Part 3 of the Requestor series is here. And this one will be about AngularJS. I'm new, so this won't be an how-to-use-angular tutorial. But I want to share my thoughts and how I handled things. One small thing to mention is that I have used JQuery a lot in the past after banishing it to the depths of hell1. The Vorpal blog is written without JavaScript framework, the vanilla Javascript took over the job to make me curse a lot.

Angular !== JQuery

I read this tutorial from the AngularJS website, then got bored and started fiddling about. The first thing I realised was that AngularJS and JQuery aren't even on the same planet. I would even say, the only thing they have in common is Javascript.

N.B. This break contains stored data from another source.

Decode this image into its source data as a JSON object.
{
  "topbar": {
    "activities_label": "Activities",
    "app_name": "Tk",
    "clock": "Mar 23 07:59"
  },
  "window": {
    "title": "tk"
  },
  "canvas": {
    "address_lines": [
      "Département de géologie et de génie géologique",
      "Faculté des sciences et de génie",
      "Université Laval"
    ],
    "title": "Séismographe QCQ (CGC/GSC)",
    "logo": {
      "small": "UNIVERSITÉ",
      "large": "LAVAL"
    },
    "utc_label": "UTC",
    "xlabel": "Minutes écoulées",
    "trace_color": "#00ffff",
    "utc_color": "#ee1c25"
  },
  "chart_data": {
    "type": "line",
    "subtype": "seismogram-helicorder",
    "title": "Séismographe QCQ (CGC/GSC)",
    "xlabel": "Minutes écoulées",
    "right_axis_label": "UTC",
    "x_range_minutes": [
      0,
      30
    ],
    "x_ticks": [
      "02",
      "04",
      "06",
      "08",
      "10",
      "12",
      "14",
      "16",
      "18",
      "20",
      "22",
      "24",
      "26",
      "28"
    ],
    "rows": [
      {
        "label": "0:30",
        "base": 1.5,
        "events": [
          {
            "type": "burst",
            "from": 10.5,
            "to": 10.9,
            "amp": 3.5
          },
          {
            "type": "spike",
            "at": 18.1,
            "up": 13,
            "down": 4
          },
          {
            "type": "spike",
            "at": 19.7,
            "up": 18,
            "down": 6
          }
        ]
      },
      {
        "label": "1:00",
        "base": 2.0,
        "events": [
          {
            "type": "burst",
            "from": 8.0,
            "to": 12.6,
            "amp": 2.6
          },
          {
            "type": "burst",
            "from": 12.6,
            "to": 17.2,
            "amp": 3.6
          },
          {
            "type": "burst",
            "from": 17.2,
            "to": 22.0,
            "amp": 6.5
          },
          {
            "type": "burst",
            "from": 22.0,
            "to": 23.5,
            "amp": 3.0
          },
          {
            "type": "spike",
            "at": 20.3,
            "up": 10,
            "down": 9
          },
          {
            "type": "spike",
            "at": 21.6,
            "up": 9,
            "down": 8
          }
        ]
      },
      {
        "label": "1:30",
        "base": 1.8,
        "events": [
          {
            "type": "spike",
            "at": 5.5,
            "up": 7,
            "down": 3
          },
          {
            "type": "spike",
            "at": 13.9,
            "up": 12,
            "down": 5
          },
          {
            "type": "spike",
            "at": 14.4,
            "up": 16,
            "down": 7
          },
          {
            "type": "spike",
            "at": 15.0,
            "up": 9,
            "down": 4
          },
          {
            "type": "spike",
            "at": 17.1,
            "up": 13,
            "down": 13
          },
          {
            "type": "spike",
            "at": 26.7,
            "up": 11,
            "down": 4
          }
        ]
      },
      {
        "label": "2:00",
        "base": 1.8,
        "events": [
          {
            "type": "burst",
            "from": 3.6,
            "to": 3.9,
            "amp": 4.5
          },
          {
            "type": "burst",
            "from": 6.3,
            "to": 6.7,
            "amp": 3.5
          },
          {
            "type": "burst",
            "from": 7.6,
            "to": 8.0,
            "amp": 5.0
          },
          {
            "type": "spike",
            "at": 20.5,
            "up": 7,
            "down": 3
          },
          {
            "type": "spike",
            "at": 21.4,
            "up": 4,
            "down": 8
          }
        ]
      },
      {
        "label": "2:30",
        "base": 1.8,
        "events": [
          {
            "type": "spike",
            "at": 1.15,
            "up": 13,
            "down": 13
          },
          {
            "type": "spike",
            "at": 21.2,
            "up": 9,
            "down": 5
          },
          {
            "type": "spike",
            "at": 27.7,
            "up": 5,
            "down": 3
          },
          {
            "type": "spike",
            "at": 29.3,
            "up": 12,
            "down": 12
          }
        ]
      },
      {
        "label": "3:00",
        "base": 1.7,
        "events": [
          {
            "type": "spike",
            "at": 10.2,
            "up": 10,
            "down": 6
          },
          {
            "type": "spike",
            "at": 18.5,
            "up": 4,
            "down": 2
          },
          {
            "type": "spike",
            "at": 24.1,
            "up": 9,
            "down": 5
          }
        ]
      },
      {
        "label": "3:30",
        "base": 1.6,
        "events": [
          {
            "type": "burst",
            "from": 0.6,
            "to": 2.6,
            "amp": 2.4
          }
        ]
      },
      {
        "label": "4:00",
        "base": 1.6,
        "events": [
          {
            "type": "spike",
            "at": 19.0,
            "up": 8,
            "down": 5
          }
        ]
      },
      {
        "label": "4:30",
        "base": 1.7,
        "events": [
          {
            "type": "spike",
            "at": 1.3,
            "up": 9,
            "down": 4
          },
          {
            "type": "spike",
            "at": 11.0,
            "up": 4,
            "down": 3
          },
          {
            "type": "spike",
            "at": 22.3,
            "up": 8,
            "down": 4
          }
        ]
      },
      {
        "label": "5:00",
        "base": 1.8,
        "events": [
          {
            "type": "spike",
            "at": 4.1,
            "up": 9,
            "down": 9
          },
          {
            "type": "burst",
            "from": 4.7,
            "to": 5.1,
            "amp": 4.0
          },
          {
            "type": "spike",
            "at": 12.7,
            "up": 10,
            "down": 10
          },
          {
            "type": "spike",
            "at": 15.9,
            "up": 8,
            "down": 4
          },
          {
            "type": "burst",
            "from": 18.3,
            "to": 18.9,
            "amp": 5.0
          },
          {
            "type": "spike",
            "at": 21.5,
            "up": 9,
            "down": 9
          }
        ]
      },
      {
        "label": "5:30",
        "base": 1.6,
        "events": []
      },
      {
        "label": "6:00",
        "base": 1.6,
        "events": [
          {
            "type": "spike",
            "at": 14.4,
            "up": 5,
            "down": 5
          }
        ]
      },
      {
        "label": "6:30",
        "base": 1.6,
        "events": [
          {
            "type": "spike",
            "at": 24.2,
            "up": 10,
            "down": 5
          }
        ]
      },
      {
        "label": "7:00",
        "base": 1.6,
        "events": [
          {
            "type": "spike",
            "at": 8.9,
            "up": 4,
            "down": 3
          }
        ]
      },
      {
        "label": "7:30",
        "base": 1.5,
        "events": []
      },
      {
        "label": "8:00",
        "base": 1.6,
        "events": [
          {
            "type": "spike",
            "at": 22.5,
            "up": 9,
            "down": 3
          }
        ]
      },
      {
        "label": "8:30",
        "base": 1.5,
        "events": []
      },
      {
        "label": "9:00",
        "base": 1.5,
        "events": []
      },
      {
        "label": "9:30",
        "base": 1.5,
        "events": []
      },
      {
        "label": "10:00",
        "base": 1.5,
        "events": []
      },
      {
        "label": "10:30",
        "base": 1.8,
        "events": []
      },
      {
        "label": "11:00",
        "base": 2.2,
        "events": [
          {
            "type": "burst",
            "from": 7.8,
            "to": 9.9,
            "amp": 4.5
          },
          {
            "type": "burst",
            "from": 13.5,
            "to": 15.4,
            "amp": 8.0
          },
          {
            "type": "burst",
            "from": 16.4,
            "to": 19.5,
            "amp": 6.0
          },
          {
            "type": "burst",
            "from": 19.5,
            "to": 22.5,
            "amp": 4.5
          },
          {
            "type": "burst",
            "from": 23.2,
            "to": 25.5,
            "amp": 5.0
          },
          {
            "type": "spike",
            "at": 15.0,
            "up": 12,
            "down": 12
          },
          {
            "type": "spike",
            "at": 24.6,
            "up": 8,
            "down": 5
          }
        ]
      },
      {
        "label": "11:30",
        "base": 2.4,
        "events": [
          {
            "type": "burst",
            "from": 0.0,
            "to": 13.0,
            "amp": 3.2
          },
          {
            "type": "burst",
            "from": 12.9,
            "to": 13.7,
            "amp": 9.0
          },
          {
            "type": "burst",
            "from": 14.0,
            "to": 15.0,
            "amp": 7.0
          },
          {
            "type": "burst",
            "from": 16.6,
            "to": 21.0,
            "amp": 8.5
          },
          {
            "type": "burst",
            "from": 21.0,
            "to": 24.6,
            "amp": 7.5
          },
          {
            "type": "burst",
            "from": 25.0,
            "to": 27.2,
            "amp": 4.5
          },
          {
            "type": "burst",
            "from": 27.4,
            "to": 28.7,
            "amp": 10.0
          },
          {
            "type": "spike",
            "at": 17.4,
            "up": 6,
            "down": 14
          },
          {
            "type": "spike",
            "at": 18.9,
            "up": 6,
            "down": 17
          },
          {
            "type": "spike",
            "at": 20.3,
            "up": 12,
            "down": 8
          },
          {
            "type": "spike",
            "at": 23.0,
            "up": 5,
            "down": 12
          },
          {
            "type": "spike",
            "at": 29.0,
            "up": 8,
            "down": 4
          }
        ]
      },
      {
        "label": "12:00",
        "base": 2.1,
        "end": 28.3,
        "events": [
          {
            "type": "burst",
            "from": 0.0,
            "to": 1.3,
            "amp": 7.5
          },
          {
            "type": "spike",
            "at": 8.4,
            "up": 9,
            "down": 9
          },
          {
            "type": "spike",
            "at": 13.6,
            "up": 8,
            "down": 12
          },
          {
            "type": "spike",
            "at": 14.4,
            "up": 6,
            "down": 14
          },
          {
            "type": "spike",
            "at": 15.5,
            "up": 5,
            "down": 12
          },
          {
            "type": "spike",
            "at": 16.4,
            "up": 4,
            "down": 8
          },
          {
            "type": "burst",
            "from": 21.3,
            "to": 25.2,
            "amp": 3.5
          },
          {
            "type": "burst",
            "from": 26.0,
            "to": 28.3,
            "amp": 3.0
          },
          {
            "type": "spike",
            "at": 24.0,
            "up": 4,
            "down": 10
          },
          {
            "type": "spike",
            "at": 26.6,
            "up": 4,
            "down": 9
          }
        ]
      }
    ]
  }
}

Now, what I always hated about JQuery is that there was no clear link between the html and the javascript. I would load the html, this would load jquery and a javascript file. And whenever the dom was ready, I would do some stuff on the page, bind events, make some spaghetti(code) and eat it. They were almost completely separated, and it worked well as long as you kept it structured and clean. Let me rephrase: As long as you could keep it structured and clean.

In JQuery, most of the time, the files are separate and have no meaning, looking at the HTML does not give you the feeling there's anything going on there. With AngularJS I had the opposite feeling from the beginning. You declare your app and controllers in the html code. You create scopes, directives, ... and if you follow even a limited naming convention, you can easily track down what's happening in which Javascript file by looking at the html.

AngularJS requires a whole different mindset to work with, and has its setbacks as well. For me, it was the difference between services, modules, controllers and whatever more demons there are. I read some documentation, not all of it, but I still didn't see a clear difference between them. They all have a scope, they all execute Javascript, they all have dependencies that are being resolved, ...

Architecture

I like how ASP.Net MVC works with the Model-View-Controller stuff happening on the server. There's a lot of control and it's a clear way of thinking. You get a request, you route it to an action in a controller, the action will do stuff and return a view. The view can use a model to display information. Angular however runs on the client side which means that when you need data from the server, you should implement a REST API, or any means to fetch and submit JSON data. Another option is managing data locally and completely disconnecting pages from the server.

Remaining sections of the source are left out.